Surpreendentemente, um maior grau de ADM de rotação externa ativa na linha de base resultou em piores pontuações na dor e no funcionamento físico (SF-36). Em geral, seria de esperar melhores resultados neste caso. No entanto, é possível que esses indivíduos tenham recebido menos tratamento e que isso tenha resultado em piores resultados, mas isso não foi estudado, pelo que não podemos afirmar.
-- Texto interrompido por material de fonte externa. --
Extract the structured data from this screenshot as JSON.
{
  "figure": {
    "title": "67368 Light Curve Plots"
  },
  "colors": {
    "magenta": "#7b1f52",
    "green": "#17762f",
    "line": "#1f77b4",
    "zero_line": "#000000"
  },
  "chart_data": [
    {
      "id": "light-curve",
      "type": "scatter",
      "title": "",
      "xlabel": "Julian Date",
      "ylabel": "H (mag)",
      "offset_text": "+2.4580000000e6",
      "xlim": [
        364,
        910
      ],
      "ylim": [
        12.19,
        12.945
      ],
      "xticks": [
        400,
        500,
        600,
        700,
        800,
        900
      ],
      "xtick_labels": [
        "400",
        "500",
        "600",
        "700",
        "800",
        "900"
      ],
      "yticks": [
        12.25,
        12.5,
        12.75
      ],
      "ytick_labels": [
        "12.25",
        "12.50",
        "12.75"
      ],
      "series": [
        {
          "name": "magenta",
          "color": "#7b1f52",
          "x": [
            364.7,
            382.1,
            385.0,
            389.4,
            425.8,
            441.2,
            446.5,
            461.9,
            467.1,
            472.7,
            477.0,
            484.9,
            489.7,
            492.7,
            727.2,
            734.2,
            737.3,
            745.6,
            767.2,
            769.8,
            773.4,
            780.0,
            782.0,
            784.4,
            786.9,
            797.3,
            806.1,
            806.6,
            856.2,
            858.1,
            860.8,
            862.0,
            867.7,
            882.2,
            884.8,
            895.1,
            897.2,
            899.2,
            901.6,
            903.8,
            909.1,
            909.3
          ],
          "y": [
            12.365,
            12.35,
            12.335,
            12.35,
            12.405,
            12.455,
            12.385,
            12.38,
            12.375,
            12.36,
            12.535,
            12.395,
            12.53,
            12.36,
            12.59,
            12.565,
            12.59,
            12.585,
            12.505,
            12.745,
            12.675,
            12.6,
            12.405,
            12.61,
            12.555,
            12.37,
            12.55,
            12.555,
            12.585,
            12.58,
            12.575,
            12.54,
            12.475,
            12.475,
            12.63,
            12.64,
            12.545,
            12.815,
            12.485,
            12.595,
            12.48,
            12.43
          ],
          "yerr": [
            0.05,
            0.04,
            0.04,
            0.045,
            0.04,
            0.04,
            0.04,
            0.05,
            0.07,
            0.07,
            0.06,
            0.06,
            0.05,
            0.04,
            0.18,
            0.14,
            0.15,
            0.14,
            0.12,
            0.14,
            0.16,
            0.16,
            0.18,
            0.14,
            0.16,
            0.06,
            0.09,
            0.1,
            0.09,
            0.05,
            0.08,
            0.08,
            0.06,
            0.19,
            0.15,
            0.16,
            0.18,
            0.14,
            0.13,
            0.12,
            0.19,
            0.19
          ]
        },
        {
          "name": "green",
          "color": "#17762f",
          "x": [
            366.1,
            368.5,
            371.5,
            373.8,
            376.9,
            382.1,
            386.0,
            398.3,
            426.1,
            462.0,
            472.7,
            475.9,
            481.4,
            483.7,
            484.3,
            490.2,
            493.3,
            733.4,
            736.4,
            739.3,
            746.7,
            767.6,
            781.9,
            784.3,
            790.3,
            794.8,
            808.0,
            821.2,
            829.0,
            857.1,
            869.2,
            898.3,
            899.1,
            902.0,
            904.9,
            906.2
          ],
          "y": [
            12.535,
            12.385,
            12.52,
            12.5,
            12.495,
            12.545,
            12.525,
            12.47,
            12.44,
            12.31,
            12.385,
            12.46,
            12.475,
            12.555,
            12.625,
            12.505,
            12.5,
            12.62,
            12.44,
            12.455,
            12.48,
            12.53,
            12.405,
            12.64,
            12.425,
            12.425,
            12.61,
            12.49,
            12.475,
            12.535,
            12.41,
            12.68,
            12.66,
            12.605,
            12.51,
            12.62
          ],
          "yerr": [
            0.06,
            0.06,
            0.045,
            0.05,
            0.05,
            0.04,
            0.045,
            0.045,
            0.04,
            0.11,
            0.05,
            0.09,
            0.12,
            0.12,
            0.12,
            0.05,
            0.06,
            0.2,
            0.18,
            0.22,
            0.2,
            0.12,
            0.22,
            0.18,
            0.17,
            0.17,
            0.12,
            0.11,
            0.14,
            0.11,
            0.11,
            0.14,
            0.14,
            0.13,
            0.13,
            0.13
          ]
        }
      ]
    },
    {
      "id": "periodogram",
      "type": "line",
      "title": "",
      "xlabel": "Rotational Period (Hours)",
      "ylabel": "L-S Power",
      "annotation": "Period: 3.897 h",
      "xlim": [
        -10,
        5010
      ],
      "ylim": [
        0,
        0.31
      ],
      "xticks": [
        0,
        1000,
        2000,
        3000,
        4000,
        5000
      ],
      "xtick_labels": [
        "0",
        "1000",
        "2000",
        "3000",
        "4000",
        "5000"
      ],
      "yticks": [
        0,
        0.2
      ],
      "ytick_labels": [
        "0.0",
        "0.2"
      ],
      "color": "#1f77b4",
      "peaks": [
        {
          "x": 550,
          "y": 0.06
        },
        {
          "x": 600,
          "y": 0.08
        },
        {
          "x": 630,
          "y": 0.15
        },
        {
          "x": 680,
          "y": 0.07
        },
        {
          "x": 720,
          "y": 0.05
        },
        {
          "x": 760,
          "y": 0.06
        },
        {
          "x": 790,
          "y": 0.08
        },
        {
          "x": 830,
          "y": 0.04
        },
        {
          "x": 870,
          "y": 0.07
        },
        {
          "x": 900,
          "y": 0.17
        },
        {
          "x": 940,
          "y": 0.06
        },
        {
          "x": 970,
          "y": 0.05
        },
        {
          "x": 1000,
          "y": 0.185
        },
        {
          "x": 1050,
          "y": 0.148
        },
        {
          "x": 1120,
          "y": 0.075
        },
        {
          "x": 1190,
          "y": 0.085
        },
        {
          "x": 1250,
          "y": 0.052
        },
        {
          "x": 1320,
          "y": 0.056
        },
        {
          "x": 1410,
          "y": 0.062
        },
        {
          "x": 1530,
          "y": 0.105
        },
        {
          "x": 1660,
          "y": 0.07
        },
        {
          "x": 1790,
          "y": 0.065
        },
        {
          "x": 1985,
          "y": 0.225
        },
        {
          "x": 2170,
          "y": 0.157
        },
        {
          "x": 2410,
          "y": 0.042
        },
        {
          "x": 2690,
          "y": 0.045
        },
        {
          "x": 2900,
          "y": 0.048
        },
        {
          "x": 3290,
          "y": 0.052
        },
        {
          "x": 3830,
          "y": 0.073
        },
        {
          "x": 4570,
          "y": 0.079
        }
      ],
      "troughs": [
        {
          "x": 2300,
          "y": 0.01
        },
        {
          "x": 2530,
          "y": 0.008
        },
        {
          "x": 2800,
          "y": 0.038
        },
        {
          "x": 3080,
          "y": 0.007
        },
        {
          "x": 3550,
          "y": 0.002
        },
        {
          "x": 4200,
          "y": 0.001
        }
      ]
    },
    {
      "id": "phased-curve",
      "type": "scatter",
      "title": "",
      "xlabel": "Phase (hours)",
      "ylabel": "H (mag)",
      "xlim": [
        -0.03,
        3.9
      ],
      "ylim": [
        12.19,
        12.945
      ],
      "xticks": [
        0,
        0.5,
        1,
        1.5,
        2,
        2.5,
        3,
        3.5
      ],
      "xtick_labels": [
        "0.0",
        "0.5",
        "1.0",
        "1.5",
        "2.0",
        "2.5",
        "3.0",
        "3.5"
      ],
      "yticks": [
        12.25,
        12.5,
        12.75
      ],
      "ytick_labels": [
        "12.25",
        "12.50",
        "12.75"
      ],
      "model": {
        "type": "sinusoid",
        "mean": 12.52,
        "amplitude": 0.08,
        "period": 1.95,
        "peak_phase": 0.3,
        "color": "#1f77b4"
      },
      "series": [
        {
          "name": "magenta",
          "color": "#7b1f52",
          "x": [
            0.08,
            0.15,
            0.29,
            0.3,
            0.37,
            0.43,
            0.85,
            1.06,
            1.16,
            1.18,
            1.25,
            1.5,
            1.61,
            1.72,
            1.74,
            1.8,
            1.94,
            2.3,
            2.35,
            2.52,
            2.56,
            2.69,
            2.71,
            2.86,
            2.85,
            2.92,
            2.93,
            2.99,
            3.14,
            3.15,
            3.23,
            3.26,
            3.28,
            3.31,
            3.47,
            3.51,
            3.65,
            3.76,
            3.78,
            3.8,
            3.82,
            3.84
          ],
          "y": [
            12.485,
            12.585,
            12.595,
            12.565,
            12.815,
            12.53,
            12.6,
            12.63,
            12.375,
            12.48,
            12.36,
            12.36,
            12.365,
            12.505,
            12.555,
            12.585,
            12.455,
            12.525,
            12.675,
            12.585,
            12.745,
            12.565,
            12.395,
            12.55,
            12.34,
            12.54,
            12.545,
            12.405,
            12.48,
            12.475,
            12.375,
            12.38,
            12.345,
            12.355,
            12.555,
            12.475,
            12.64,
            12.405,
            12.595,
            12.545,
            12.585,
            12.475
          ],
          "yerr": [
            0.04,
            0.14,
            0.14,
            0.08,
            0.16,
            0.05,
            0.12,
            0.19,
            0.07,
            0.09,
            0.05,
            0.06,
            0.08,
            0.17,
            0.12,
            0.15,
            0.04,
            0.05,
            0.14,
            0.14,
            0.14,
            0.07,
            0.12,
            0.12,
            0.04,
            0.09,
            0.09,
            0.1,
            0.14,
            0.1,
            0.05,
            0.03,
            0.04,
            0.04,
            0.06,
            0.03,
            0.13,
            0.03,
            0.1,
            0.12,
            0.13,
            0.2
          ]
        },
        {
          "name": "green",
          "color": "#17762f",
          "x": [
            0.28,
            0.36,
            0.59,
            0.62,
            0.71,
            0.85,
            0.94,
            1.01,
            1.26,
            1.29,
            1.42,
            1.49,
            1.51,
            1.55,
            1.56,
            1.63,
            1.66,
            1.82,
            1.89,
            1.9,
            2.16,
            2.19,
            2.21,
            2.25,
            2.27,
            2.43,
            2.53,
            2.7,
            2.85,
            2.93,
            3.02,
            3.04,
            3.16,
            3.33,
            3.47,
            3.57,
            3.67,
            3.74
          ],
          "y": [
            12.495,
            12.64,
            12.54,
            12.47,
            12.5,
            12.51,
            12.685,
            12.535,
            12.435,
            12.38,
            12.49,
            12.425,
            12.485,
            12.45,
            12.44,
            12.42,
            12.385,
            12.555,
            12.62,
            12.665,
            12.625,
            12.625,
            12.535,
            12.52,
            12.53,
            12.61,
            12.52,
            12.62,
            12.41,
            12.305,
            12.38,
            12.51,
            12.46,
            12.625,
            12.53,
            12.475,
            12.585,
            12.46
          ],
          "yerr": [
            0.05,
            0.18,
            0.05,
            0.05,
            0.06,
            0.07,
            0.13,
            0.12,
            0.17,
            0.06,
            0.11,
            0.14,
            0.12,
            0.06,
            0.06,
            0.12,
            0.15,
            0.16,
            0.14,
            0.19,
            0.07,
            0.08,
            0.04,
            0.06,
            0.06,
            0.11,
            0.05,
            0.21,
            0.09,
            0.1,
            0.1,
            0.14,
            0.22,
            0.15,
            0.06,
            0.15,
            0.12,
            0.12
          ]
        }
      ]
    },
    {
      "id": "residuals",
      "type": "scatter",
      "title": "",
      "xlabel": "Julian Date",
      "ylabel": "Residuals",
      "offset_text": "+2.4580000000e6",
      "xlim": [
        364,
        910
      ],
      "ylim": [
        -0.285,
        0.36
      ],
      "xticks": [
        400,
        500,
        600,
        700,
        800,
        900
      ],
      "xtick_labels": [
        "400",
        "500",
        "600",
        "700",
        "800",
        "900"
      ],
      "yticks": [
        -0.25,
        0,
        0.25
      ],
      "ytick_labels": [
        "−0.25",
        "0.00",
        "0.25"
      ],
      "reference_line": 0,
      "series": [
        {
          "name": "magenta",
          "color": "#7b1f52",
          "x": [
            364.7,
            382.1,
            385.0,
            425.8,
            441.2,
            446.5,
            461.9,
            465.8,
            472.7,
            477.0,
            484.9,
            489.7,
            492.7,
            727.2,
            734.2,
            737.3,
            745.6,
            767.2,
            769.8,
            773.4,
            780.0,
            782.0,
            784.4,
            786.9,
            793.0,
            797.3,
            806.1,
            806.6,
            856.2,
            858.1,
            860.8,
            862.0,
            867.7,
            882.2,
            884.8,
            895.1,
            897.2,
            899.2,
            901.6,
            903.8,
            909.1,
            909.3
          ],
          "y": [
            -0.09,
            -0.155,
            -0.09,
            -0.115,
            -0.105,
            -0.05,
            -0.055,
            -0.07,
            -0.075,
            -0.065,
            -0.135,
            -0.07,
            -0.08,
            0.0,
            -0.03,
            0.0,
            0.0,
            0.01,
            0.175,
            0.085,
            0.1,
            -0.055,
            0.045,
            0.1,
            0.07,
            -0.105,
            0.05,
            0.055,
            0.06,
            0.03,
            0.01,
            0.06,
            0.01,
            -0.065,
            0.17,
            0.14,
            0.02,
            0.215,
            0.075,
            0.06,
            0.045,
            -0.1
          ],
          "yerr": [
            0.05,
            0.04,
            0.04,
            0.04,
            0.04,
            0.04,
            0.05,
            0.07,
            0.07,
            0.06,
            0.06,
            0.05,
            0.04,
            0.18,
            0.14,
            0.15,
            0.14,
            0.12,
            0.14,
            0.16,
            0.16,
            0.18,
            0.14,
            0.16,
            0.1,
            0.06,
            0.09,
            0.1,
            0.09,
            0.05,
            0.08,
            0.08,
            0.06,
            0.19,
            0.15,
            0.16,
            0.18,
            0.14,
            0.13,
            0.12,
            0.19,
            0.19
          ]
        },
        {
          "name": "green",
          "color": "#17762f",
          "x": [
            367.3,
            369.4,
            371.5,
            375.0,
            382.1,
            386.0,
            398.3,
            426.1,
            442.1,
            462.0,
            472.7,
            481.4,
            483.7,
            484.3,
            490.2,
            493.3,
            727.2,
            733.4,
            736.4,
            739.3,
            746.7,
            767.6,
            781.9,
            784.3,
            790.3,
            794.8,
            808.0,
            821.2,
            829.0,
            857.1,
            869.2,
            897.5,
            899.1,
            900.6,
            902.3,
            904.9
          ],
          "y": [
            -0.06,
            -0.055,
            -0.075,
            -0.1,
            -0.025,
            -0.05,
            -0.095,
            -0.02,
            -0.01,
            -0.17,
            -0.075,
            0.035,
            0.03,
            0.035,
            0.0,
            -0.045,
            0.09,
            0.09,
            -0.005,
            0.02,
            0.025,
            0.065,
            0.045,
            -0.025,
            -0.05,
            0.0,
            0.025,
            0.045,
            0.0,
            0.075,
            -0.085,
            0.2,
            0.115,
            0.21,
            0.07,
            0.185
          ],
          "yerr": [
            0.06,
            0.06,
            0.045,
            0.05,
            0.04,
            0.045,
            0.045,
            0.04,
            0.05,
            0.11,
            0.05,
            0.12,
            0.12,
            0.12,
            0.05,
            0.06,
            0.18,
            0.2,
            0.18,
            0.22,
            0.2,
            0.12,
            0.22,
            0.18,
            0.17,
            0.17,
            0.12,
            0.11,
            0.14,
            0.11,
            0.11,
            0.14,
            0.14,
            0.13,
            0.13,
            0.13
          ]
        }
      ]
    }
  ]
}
Perfil clínico do ombro congelado
De: Mertens et al., BMJ Open (2022)

 

Fala-me de nerds

Este estudo não analisou o efeito de receber um determinado tratamento durante os 9 meses. Por conseguinte, é difícil colocar estes resultados em perspetiva. Seria interessante saber qual a influência que as variáveis relacionadas com o tratamento teriam tido sobre estes indivíduos durante o estudo. No entanto, uma vez que a recuperação de um ombro congelado pode demorar muito tempo, a análise do tempo é valiosa porque mostra quando é que alguém com uma condição tão prolongada pode sentir melhorias na energia, fadiga e problemas emocionais relacionados. Mas, mais uma vez, não sabemos se estas melhorias se devem à história natural, ao tratamento, ao placebo, etc., uma vez que isto não foi estudado.

Perfil clínico do ombro congelado
De: Mertens et al., BMJ Open (2022)

 

Mensagens para levar para casa

O perfil clínico do ombro congelado é influenciado pela presença de diabetes mellitus, distúrbios da tiroide e sintomas autonómicos. Os doentes com diabetes mellitus e ombro congelado podem esperar piores resultados após 9 meses em termos de dor e função do que os doentes sem diabetes. A presença de sintomas autonómicos num doente com ombro congelado pode prever piores resultados após 9 meses em termos de vitalidade, saúde mental e geral, níveis de dor mais elevados e mais problemas emocionais. A coocorrência de uma doença da tiroide numa pessoa com um ombro congelado pode afetar negativamente os problemas emocionais após 9 meses. Surpreendentemente, este estudo descobriu que uma maior ADM de rotação externa ativa no início do estudo previa pior dor e incapacidade e pior funcionamento físico após 9 meses. A dor e a incapacidade melhoraram gradualmente ao longo do estudo. A partir dos 3 meses, verificou-se uma melhoria gradual da energia e da fadiga (subescala de vitalidade) e os problemas emocionais só diminuíram aos 6 meses. No entanto, este estudo não examinou a influência de um determinado tratamento.

 

Referência

Mertens MG, Meeus M, Noten S, Verborgt O, Fransen E, Lluch Girbés E, Aguilar Rodríguez M, Navarro-Ledesma S, Fernandez-Sanchez M, Luque-Suarez A, Struyf F, Dueñas L. Understanding the clinical profile of patients with frozen shoulder: a longitudinal multicentre observational study. BMJ Open. 2022 Nov 21;12(11):e056563. doi: 10.1136/bmjopen-2021-056563. PMID: 36410809; PMCID: PMC9680192.